[This is Day 14 of #Booktober! Stay tuned for more recommendations!]
What It Is: A horror novel, dressed in the guise of a presidential biography (complete with “historical” photos) detailing how the sixteenth American president’s rise to political prominence was particularly impacted by his fight against a faction of vampires using the nascent Confederacy as a way to take control of the American continent.
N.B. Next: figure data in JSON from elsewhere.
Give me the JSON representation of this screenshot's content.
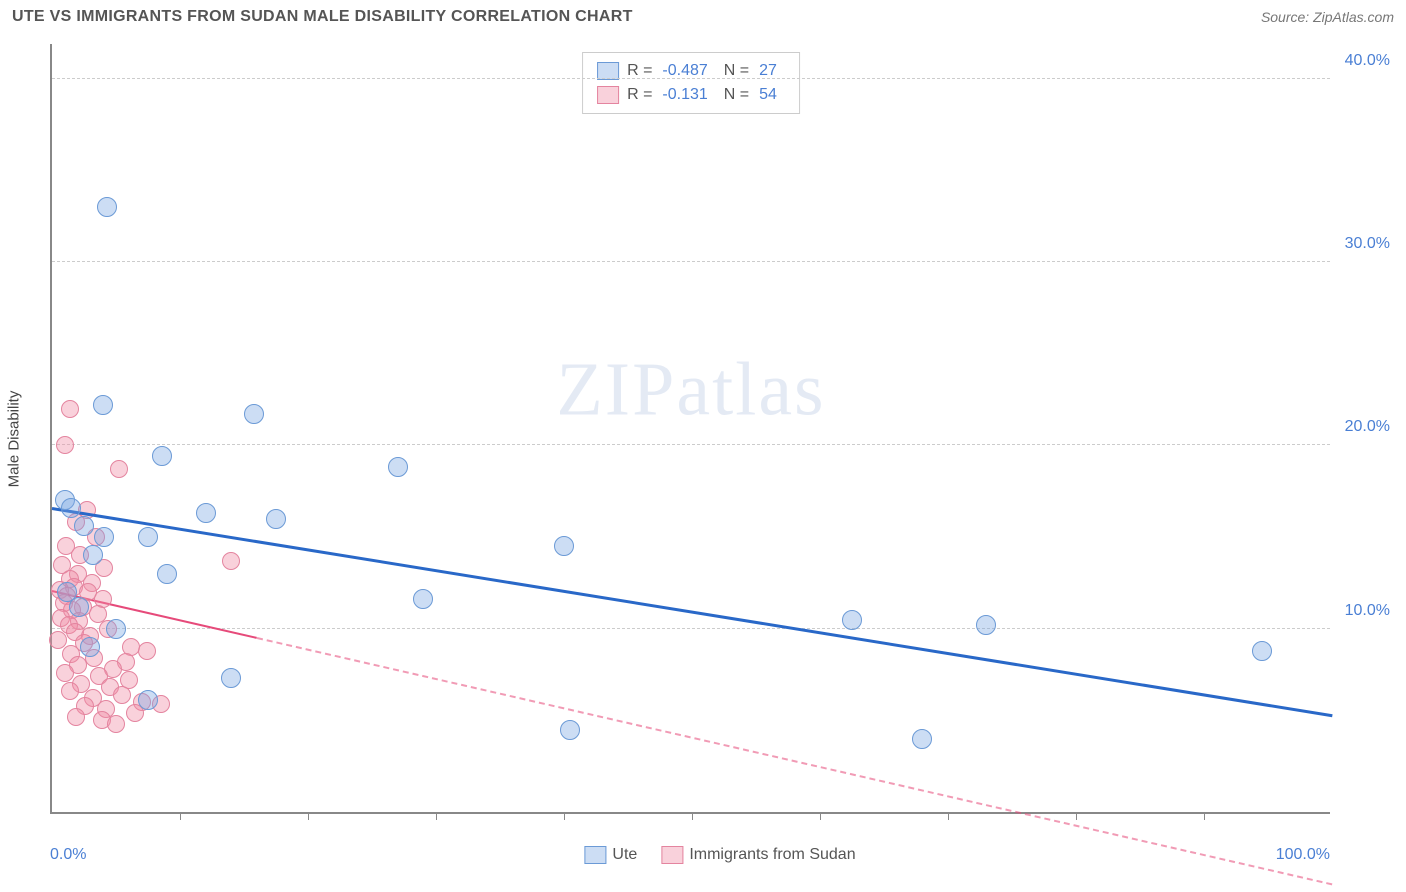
{
  "header": {
    "title": "UTE VS IMMIGRANTS FROM SUDAN MALE DISABILITY CORRELATION CHART",
    "source": "Source: ZipAtlas.com"
  },
  "watermark": {
    "prefix": "ZIP",
    "suffix": "atlas"
  },
  "chart": {
    "type": "scatter",
    "background_color": "#ffffff",
    "grid_color": "#cccccc",
    "axis_color": "#888888",
    "xlim": [
      0,
      100
    ],
    "ylim": [
      0,
      42
    ],
    "x_tick_positions": [
      10,
      20,
      30,
      40,
      50,
      60,
      70,
      80,
      90
    ],
    "x_axis_min_label": "0.0%",
    "x_axis_max_label": "100.0%",
    "y_ticks": [
      {
        "v": 10,
        "label": "10.0%"
      },
      {
        "v": 20,
        "label": "20.0%"
      },
      {
        "v": 30,
        "label": "30.0%"
      },
      {
        "v": 40,
        "label": "40.0%"
      }
    ],
    "y_axis_title": "Male Disability",
    "series": [
      {
        "name": "Ute",
        "fill": "rgba(120,165,225,0.38)",
        "stroke": "#6b9ad6",
        "marker_radius": 10,
        "trend": {
          "color": "#2968c8",
          "width": 3,
          "x1": 0,
          "y1": 16.5,
          "x2": 100,
          "y2": 5.2,
          "solid_until_x": 100
        },
        "stats": {
          "R": "-0.487",
          "N": "27"
        },
        "points": [
          {
            "x": 4.3,
            "y": 33.0
          },
          {
            "x": 4.0,
            "y": 22.2
          },
          {
            "x": 15.8,
            "y": 21.7
          },
          {
            "x": 8.6,
            "y": 19.4
          },
          {
            "x": 27.0,
            "y": 18.8
          },
          {
            "x": 1.0,
            "y": 17.0
          },
          {
            "x": 1.5,
            "y": 16.6
          },
          {
            "x": 12.0,
            "y": 16.3
          },
          {
            "x": 17.5,
            "y": 16.0
          },
          {
            "x": 2.5,
            "y": 15.6
          },
          {
            "x": 4.1,
            "y": 15.0
          },
          {
            "x": 7.5,
            "y": 15.0
          },
          {
            "x": 40.0,
            "y": 14.5
          },
          {
            "x": 3.2,
            "y": 14.0
          },
          {
            "x": 9.0,
            "y": 13.0
          },
          {
            "x": 1.2,
            "y": 12.0
          },
          {
            "x": 29.0,
            "y": 11.6
          },
          {
            "x": 62.5,
            "y": 10.5
          },
          {
            "x": 73.0,
            "y": 10.2
          },
          {
            "x": 94.5,
            "y": 8.8
          },
          {
            "x": 14.0,
            "y": 7.3
          },
          {
            "x": 7.5,
            "y": 6.1
          },
          {
            "x": 40.5,
            "y": 4.5
          },
          {
            "x": 68.0,
            "y": 4.0
          },
          {
            "x": 2.1,
            "y": 11.2
          },
          {
            "x": 5.0,
            "y": 10.0
          },
          {
            "x": 3.0,
            "y": 9.0
          }
        ]
      },
      {
        "name": "Immigrants from Sudan",
        "fill": "rgba(240,140,165,0.40)",
        "stroke": "#e4849f",
        "marker_radius": 9,
        "trend": {
          "color": "#e64a7a",
          "width": 2,
          "x1": 0,
          "y1": 12.0,
          "x2": 100,
          "y2": -4.0,
          "solid_until_x": 16
        },
        "stats": {
          "R": "-0.131",
          "N": "54"
        },
        "points": [
          {
            "x": 1.4,
            "y": 22.0
          },
          {
            "x": 1.0,
            "y": 20.0
          },
          {
            "x": 5.2,
            "y": 18.7
          },
          {
            "x": 2.7,
            "y": 16.5
          },
          {
            "x": 1.9,
            "y": 15.8
          },
          {
            "x": 3.4,
            "y": 15.0
          },
          {
            "x": 1.1,
            "y": 14.5
          },
          {
            "x": 2.2,
            "y": 14.0
          },
          {
            "x": 14.0,
            "y": 13.7
          },
          {
            "x": 0.8,
            "y": 13.5
          },
          {
            "x": 4.1,
            "y": 13.3
          },
          {
            "x": 2.0,
            "y": 13.0
          },
          {
            "x": 1.4,
            "y": 12.7
          },
          {
            "x": 3.1,
            "y": 12.5
          },
          {
            "x": 1.7,
            "y": 12.3
          },
          {
            "x": 0.6,
            "y": 12.1
          },
          {
            "x": 2.8,
            "y": 12.0
          },
          {
            "x": 1.2,
            "y": 11.8
          },
          {
            "x": 4.0,
            "y": 11.6
          },
          {
            "x": 0.9,
            "y": 11.4
          },
          {
            "x": 2.4,
            "y": 11.2
          },
          {
            "x": 1.6,
            "y": 11.0
          },
          {
            "x": 3.6,
            "y": 10.8
          },
          {
            "x": 0.7,
            "y": 10.6
          },
          {
            "x": 2.1,
            "y": 10.4
          },
          {
            "x": 1.3,
            "y": 10.2
          },
          {
            "x": 4.4,
            "y": 10.0
          },
          {
            "x": 1.8,
            "y": 9.8
          },
          {
            "x": 3.0,
            "y": 9.6
          },
          {
            "x": 0.5,
            "y": 9.4
          },
          {
            "x": 2.5,
            "y": 9.2
          },
          {
            "x": 6.2,
            "y": 9.0
          },
          {
            "x": 7.4,
            "y": 8.8
          },
          {
            "x": 1.5,
            "y": 8.6
          },
          {
            "x": 3.3,
            "y": 8.4
          },
          {
            "x": 5.8,
            "y": 8.2
          },
          {
            "x": 2.0,
            "y": 8.0
          },
          {
            "x": 4.8,
            "y": 7.8
          },
          {
            "x": 1.0,
            "y": 7.6
          },
          {
            "x": 3.7,
            "y": 7.4
          },
          {
            "x": 6.0,
            "y": 7.2
          },
          {
            "x": 2.3,
            "y": 7.0
          },
          {
            "x": 4.5,
            "y": 6.8
          },
          {
            "x": 1.4,
            "y": 6.6
          },
          {
            "x": 5.5,
            "y": 6.4
          },
          {
            "x": 3.2,
            "y": 6.2
          },
          {
            "x": 7.0,
            "y": 6.0
          },
          {
            "x": 2.6,
            "y": 5.8
          },
          {
            "x": 4.2,
            "y": 5.6
          },
          {
            "x": 6.5,
            "y": 5.4
          },
          {
            "x": 1.9,
            "y": 5.2
          },
          {
            "x": 3.9,
            "y": 5.0
          },
          {
            "x": 5.0,
            "y": 4.8
          },
          {
            "x": 8.5,
            "y": 5.9
          }
        ]
      }
    ],
    "legend": {
      "r_label": "R =",
      "n_label": "N ="
    },
    "label_fontsize": 16,
    "title_fontsize": 16
  }
}
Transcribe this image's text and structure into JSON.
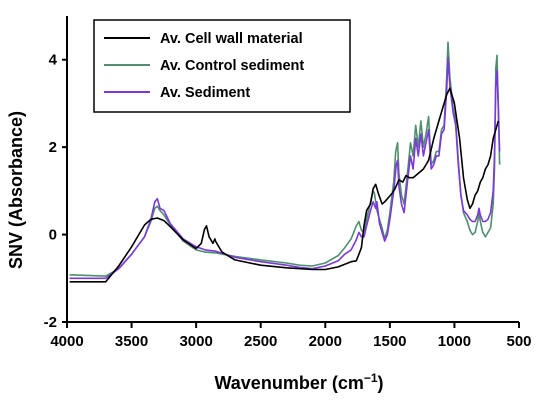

Why You Should Read It: The year before AL:VH, Grahame-Smith had published Pride and Prejudice and Zombies, which seemed to kick off a brief but notable “horror mash-up” trend, spawning several books and a few action movies. While the Jane Austen spoofs of that moment are of middling quality, Abraham Lincoln: Vampire Hunter was excellent, not only because the horror elements are well-conceived, but because the overall tone of the book is pitch-perfect. The reason it works so well is that it doesn’t feel like a novel, but instead reads like a David McCullough biography, with its academic descriptions of vampire attacks taking on an almost business-like fashion. (Incidentally, this is why the film adaptation failed so miserably; the director and producers tried to reshape the source material into a typical Hollywood three-act narrative structure, including creating an individual villain who would be Lincoln’s final foe in the film’s climax. If they had framed the story as if it were a Ken Burns documentary, it would have been a rousing success.) I know this pick seems a bit out of left field, but trust me: it’s worth a look.